The sts1-DD mutant induces 26S proteasome mislocalization in vivo. Microscopy was performed as in Fig. 5A. Yeast was transformed with either empty vector (p414GPD) or p414GPD-sts1-DD. Lid and base were examined in panel A, while lid and CP were imaged in panel B. Two-ANOVA was used to determine statistical significance of differences (****P<0.0001; ns, not significant). Scale bars: 5 μm. Strains used were MHY6966, MHY6964, MHY6956 and MHY6954.

Fig. 8.

Model of Sts1 degradation and function in proteasome nuclear import.
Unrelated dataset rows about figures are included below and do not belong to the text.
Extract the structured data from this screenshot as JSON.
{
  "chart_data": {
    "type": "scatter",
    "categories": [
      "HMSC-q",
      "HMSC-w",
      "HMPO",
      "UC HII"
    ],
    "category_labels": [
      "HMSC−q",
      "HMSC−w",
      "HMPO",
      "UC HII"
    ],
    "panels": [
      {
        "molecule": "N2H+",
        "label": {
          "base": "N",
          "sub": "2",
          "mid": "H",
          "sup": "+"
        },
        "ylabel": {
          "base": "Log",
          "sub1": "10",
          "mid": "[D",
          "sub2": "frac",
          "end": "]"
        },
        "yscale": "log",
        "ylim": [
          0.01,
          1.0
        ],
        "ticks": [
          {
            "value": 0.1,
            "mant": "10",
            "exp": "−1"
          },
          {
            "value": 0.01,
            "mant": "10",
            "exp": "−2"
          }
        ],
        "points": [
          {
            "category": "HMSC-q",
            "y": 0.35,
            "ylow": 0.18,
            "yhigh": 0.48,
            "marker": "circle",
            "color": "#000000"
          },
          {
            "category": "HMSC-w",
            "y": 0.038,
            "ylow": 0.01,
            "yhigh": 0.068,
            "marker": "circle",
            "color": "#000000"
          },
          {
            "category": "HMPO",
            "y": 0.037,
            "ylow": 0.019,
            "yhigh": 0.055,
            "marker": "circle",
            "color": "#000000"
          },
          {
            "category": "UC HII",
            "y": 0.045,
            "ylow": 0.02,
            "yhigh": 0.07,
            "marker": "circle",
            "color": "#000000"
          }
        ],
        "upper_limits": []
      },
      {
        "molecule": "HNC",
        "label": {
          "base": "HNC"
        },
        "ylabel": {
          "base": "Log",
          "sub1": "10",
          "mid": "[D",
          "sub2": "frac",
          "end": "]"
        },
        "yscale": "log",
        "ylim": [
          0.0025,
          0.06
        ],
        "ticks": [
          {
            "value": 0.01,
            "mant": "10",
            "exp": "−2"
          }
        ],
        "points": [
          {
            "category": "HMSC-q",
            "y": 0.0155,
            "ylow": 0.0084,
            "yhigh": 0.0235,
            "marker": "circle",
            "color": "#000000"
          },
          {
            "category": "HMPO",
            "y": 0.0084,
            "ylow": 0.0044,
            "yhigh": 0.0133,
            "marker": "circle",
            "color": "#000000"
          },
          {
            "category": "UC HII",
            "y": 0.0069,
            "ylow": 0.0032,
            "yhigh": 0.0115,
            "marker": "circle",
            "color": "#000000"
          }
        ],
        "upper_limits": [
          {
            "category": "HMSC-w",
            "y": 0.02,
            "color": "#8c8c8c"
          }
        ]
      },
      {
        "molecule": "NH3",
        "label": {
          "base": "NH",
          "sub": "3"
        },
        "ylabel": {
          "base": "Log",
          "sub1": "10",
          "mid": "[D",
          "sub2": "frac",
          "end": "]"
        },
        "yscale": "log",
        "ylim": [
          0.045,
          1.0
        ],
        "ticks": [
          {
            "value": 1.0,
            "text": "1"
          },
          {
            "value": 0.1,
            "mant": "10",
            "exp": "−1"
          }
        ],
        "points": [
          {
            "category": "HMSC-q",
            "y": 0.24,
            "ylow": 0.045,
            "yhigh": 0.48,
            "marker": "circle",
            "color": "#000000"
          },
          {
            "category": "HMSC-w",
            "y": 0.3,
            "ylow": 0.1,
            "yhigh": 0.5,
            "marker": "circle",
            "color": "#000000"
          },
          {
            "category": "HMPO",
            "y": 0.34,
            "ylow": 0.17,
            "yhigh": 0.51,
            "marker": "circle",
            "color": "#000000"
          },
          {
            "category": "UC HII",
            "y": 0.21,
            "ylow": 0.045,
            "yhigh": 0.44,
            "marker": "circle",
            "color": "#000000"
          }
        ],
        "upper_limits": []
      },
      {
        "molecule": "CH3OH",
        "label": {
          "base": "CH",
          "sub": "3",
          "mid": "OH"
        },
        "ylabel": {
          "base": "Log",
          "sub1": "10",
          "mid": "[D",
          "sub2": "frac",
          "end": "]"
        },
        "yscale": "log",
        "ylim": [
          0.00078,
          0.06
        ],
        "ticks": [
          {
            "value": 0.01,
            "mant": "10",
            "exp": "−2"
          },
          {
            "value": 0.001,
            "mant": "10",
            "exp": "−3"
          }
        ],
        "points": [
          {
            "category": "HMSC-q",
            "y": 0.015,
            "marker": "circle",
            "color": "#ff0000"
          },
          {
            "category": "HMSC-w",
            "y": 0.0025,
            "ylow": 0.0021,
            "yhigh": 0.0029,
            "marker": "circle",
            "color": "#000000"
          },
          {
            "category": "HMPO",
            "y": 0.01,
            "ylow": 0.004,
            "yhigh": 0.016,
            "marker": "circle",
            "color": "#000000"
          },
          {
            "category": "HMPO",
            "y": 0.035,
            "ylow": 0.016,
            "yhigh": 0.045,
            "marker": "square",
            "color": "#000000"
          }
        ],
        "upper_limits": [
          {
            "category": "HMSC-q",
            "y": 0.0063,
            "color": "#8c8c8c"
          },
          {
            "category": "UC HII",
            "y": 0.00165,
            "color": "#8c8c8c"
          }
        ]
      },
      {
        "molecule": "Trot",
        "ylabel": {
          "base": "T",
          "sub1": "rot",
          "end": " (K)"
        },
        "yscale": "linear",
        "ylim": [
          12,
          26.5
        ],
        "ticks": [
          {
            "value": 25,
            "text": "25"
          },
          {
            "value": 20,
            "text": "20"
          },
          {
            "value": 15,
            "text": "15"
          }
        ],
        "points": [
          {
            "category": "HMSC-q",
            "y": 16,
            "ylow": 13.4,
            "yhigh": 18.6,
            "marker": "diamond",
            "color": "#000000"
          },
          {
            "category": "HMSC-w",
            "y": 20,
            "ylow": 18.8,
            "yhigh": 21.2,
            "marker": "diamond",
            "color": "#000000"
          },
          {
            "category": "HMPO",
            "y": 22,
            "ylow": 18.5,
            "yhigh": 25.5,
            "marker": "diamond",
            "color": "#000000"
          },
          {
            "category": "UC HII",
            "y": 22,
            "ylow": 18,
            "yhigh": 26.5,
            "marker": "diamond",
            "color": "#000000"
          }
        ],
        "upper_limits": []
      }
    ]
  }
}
Cytoplasmic 26S proteasomes are transported into the nucleus via Sts1. The bipartite NLS in Sts1 binds Srp1 (karyopherin α), and the complex of proteasome–Sts1–Srp1 can then interact with karyopherin β (Kap95), which promotes import of the complex through the NPC. Sts1, in complex with Srp1, appears to bind more efficiently to fully assembled 26S proteasomes than to proteasomal subparticles, although Sts1 can also promote lid import when Sts1 is overproduced. In the nucleus, RanGTP binding breaks up the import complex. It is possible that this is insufficient for Sts1 release from Srp1, requiring the Cdc48^Ubx4 segregase (Chien and Chen, 2013) or other factors to fully dissociate it. When Srp1 is removed from the disordered Sts1 N-terminal domain, Sts1 is degraded by the proteasome to which it is bound.